Así es como acabé en aquella licorería, mirando las relucientes filas de botellas importadas de Chile y Sudáfrica. Mi situación era como la de estar en otro país extranjero, en cuyo territorio había tropezado, me había sentido estúpida y me había perdido.
Me imaginé la cena. ¿Se rodearían la cintura la una a la otra mientras acomodaban los platos traídos de la cocina? ¿Estarían frente a mí en fila, como si se tratara de una entrevista? ¿Sus novias se pintarían los labios, se reirían de mis chistes, servirían el postre? Me mirarían, como en mi pesadilla recurrente, lentamente y se volverían hacia Juhana, como si dijeran: “¿Ella?”.
Después, intentaría comprender lo que significaba todo aquello y lo que quería. Tal vez entendería lo que era realmente el amor, si significaba aferrarse o soltar.
Al principio de nuestra relación, Juhana se preguntaba si era poliamoroso en verdad.

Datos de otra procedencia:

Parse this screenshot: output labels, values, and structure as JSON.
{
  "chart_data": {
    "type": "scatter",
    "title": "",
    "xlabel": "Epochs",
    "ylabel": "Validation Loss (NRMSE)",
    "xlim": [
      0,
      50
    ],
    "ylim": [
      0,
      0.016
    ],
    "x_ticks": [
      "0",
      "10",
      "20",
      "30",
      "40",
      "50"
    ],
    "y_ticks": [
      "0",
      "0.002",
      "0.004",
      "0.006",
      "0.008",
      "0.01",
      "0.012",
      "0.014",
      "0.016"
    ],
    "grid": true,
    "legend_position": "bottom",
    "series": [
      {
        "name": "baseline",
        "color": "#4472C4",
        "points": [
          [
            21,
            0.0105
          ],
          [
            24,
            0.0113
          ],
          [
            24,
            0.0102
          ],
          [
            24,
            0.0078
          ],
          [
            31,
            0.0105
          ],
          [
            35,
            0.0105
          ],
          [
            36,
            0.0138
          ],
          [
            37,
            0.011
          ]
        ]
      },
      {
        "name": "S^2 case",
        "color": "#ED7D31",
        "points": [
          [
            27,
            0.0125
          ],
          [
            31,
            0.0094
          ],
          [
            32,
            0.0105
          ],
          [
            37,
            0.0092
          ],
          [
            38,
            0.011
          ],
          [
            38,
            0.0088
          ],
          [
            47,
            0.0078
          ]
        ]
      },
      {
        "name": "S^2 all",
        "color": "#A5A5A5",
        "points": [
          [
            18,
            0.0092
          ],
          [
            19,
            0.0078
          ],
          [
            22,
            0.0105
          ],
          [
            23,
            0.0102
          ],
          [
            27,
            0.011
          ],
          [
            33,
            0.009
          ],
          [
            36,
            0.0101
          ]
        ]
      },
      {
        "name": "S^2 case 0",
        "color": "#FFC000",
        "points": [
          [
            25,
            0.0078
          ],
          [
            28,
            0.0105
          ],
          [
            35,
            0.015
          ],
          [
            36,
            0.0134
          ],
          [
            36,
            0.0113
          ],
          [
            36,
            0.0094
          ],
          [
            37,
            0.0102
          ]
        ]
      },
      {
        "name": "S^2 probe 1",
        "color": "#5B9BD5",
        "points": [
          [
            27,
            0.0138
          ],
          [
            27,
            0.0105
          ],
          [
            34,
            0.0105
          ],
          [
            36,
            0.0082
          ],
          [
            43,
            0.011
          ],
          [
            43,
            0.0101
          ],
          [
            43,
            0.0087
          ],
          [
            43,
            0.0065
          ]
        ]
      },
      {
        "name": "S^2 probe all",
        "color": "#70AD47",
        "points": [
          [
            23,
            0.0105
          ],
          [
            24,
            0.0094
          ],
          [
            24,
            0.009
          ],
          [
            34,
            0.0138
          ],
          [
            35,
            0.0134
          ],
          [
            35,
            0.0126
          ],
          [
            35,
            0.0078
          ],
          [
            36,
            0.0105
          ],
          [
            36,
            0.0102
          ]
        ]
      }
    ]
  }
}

Tal vez la intensidad de sus sentimientos, su determinación, significaba algo. “Si fuera libre, ¿seríamos exclusivos?”, decía.
Jugó con esa idea durante semanas, expresando la esperanza de que un rayo de claridad lo impulsara en algún momento a tomar una decisión. Sin embargo, no se produjo ese milagro.
Juhana era religioso de maneras en que yo no lo era. Pensaba a menudo en cómo decía que a veces luchaba con su fe, pero que al final, todos los días día, tomaba la decisión de creer.
¿Por qué, me preguntaba, esa elección no era aplicable también al amor?
Al final, la cena no llegó a celebrarse. Se fijó una fecha provisional y se pospuso debido a un conflicto de horarios con su segunda pareja. La Navidad llegó y se fue. Rompí con Juhana y me bebí el vino que había comprado para la cena. Durazno blanco, albaricoque, Netflix, desamor.